Programda "Çocuk ve Teknoloji" konusunda açıklamalarda bulunan Akın, Sakarya Üniversitesi ve IHH Akademik ve Sosyal Araştırmalar Merkezi işbirliğiyle yürüttükleri teknoloji bağımlılığı araştırması sonuçlarını paylaştı. Araştırmanın henüz tamamlandığını ifade eden Doç. Dr. Ahmet Akın, proje sonucunun daha detaylı bir şekilde yakın zamanda IHH tarafından rapor olarak basılıp kamuoyuyla paylaşılacağını bildirdi. Araştırmadan elde edilen sonuçlar ve önerilerini ise şu şekilde açıkladı:
“TEKNOLOJİ BAĞIMLILIĞI ARAŞTIRMASI”
Araştırma, 7 Bölgede; “SAKARYA, İSTANBUL, BOLU, ÇORUM, KONYA, MUĞLA, AĞRI, DİYARBAKIR, MERSİN, ELAZIĞ, KOCAELİ illerinde” 2000 Lise, 1600 Üniversite öğrencisi üzerinde gerçekleştirildi.

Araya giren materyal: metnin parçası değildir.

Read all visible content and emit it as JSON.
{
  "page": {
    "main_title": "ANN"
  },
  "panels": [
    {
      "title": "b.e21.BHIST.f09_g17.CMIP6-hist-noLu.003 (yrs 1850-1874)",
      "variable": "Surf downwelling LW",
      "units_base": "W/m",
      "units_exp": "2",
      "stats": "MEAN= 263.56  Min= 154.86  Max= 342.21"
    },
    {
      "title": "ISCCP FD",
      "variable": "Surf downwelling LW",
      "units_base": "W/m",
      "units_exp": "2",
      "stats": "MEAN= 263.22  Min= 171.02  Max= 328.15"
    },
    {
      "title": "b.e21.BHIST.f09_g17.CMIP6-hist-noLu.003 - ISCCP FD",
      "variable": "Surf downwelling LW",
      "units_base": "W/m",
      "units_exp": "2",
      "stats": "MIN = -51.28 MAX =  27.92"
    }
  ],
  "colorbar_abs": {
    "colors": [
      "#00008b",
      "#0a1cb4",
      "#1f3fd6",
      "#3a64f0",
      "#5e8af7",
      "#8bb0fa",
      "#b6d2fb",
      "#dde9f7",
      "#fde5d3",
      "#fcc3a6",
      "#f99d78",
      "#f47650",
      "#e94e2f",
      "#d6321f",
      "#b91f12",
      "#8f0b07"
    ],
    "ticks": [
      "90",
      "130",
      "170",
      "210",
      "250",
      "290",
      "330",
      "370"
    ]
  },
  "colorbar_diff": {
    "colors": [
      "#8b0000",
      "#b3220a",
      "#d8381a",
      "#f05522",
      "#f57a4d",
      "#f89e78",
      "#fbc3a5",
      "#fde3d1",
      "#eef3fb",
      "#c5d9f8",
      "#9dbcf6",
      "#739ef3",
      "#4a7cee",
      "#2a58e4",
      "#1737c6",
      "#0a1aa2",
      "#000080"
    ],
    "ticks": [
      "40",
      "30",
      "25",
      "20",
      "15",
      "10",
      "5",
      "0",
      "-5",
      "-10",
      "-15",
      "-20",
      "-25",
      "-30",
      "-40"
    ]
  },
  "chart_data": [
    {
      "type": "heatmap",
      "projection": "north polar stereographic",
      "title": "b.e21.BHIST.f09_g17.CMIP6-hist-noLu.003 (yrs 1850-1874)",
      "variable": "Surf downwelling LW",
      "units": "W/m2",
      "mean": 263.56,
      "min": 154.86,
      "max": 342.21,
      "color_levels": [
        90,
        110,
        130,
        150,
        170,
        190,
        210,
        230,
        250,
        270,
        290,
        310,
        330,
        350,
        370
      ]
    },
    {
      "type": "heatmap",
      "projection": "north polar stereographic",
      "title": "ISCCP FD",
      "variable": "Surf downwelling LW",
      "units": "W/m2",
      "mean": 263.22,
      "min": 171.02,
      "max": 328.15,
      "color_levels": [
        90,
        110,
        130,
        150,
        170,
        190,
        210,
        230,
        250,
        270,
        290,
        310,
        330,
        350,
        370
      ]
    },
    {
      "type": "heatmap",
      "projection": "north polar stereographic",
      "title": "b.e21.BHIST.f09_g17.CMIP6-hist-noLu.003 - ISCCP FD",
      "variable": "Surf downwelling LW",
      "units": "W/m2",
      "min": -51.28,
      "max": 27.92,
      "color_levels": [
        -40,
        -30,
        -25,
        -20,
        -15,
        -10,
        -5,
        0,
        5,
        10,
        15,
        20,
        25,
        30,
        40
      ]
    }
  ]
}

Araştırmadan elde edilen sonuçlar;
LİSEDE öğrencilerin % 20’si ÜNİVERSİTEDE ise %30’u 3 saatten fazla internet kullanıyor.
LİSEDE öğrencilerin % 30’u ÜNİVERSİTEDE ise %35’i 3 saatten fazla akıllı telefon kullanıyor.
LİSEDE öğrencilerin % 20’si ÜNİVERSİTEDE ise %25’i 3 saatten fazla sosyal medya kullanıyor.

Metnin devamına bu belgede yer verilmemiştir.